A primeira e a principal delas, já citada no subtítulo da crítica, é a
irritante indecisão do enredo. Quando entendemos que o filme é uma pré-sequência – como o roteirista Eric Heisserer (“Premonição 5”)
faz questão de esclarecer, reproduzindo após os créditos finais os
primeiros minutos da versão de 1982, ao som da emblemática trilha sonora
de Enio Morricone
– fica difícil aceitar que o desenrolar da trama seja tão semelhante ao
roteiro escrito em 1982. No enredo, uma equipe pesquisadores liderada
pelo Dr. Sander Halvorson (Ulrich Thomsen, de “O Clone”,
2008) é transportada até uma base norueguesa localizada numa região
remota da Antártida, perto da qual foi encontrada uma gigantesca
espaçonave alienígena debaixo do solo congelado. O grupo resgata então
um cadáver intacto de uma criatura aprisionada em um grande bloco de
gelo. Como era de se esperar, a “coisa” acorda e ataca os cientistas,
mas acaba morta. A paleontóloga Kate Lloyd (Mary Elizabeth Winstead, a cheerleader de “À Prova de Morte”),
uma das duas mulheres entre vários homens (o roteiro descarta qualquer
tipo de tensão sexual), descobre que as células da criatura continuam
vivas, se duplicando e podem estar agora copiando as humanas. Sem saber
quem está ou não contaminado, cria-se então um clima de paranoia e
terror em que todos são suspeitos.
Os
principais detalhes que foram acrescidos ao enredo de 1982 – como a
protagonista feminina, a incursão na espaçonave e a retirada da criatura
alienígena – também não são bem aproveitados; falta carisma a
paleontóloga, a nave é quase que ignorada e a criatura é facilmente
destruída. Outras sequências clássicas da versão anterior também são
refeitas de maneira preguiçosa, como por exemplo o episódio em que todos
são submetidos a um teste para identificar quem estaria infectado.

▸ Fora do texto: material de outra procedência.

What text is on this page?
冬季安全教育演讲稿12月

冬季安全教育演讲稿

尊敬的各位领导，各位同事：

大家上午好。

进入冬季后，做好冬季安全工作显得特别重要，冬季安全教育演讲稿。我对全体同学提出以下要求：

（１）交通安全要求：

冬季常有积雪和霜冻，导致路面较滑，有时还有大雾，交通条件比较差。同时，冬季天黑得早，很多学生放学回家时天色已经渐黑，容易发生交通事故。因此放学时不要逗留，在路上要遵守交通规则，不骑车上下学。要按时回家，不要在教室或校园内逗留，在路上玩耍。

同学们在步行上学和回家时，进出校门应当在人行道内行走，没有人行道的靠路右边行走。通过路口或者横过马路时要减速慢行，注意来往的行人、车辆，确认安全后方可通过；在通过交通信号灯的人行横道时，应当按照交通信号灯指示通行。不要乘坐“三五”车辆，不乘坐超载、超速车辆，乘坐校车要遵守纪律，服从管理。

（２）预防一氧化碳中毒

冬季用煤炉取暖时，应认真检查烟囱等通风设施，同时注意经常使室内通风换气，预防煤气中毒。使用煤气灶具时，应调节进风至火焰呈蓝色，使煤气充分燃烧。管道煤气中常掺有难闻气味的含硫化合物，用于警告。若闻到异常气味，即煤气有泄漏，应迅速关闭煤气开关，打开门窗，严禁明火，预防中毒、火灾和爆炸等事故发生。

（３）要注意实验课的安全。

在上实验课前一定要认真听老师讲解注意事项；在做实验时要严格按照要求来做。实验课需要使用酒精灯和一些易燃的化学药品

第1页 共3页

Enquanto no “Enigma” de Carpenter
este era um dos momentos de maior tensão – o sangue de cada um dos
pesquisadores era exposto ao calor (o sangue contaminado acaba reagindo e
tomando forma em uma das “coisas” do filme) – na nova refilmagem os
infectados são identificados pelas obturações. Embora faça sentido, já
que as células alienígenas não conseguiriam copiar o metal (quem não
tivesse nenhuma obturação era, portanto, suspeito), a cena perdeu muito
em matéria de suspense, principalmente pela maneira mecânica em que
transcorre o exame “bucal” dos personagens. Além disso, o roteiro não
traz qualquer tipo de revelação ou reviravolta que poderiam de alguma
maneira contribuir para a construção de uma mitologia que poderia, quem
sabe, servir de base para uma nova franquia.
O longa também peca pela incrível ausência total de suspense – alguma boa alma avisou para o Sr. Eric Heisserer
que o suspense deveria ser a tônica em uma trama onde pessoas isoladas
no meio do nada são acuadas por um inimigo desconhecido? É só assistir
clássicos como “Alien” (1979) ou mesmo “Tubarão“
(1975). Se bem que nosso amigo roteirista já apresentava antecedentes
negativos, basta lembrarmos que ele é o responsável por deturpar outra
produção cultuada dos anos 80 ao escrever o roteiro de “A Hora do Pesadelo”(2010).
Contrariando um pouco a regra, os
efeitos especiais em CGI, ainda que não se imponham como os efeitos
animatrônicos que marcaram a versão de Carpenter,
não chegam a comprometer; são na verdade até bem utilizados. As
criaturas são bem detalhadas e as fusões entre as estruturas humanas e
alienígenas representam alguns dos melhores momentos do filme.
Certamente os efeitos consumiram boa parte do orçamento de US$ 38
milhões – e por falar em números, “A Coisa”
fez feio nas bilheterias americanas, arrecadando pouco mais de US$ 27
milhões. Fracasso que acabou atrasando o lançamento do filme aqui no
Brasil (que deve ocorrer diretamente em DVD/Blu Ray).
Enfim, esta sequência de muitos enganos e
alguns poucos acertos, somadas a uma direção extremamente convencional e
levada no piloto automático pelo holandês Matthijs van Heijningen Jr. e ao elenco apático (só para relembrar: no “Enigma” tínhamos Kurt Russel no auge de sua admirável canastrice), faz de “A Coisa”
uma produção totalmente “sem alma” e pouco divertida. Um último
conselho: arrisque apenas se não tiver visto as versões anteriores ou
corra o risco de indignar-se, como este o autor deste texto.